Sevier quickly replied:

“I will keep the promises I make in the grand council I am asking you to come to. The Watauga settlements are to become a separate fire and blaze beside the thirteen.”

Unable to restrain his fierce passions longer, Watts leaped to his feet and cried:

“Why should we wait longer to have promises kept? Why should we believe new promises will be remembered better than the old? What power has Little John to make the settlers keep off our lands? Even now the settlements do not know where they belong. North Carolina does not want them. The Great Council of America has not taken them in. Who, then, is to see that the promises are kept?

Ku! Spain tells these settlers they must not travel on the Mississippi, and the river is closed except to the friends of Spain. Little John is a brave man, but he can not shoot his rifle across the big water. Spain speaks, and her voice comes across the water, and she is obeyed. Let us go to no grand council until the whites have left our lands.” Then whirling on Sevier he cried, “I have said you are a brave man. I meant the days when we fought each other on the border. I do not mean now—today. For you have sneaked through the woods and kept from sight until safe in a peace town. You would talk soft if you were in Little Talassee, face to face with McGillivray.”

Sevier knew Watts was trying to drive him into the wilderness where the paths were red, and he accepted the challenge by retorting:

“I will go to Little Talassee.
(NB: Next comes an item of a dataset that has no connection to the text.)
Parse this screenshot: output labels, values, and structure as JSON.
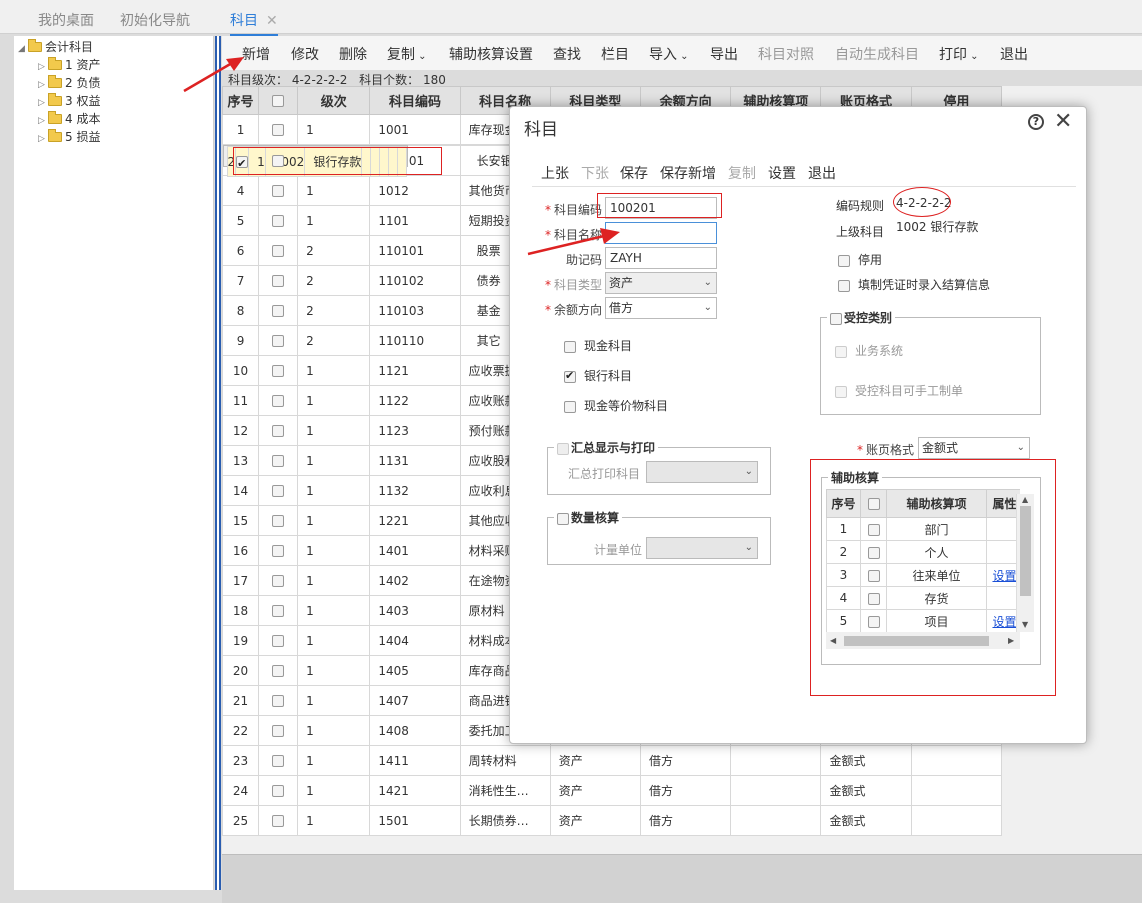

I will speak face to face with McGillivray, and, after I have finished, go and ask him if I spoke soft.” Turning to Old Tassel he demanded, “What do you say to my talk? Will you come to a grand council on the French Broad or on the Holston after I have returned from McGillivray’s town?”

Old Tassel, beset by his desire for peace, yet feeling the surge of his warriors’ will for fighting, now found a loophole. He gravely replied—

“When you come back from carrying your talk to McGillivray, I will go to a grand council on the French Broad.”

“You have given your promise in the council-house of a peace town. It is to be so,” said Sevier, picking up his rifle and preparing to go.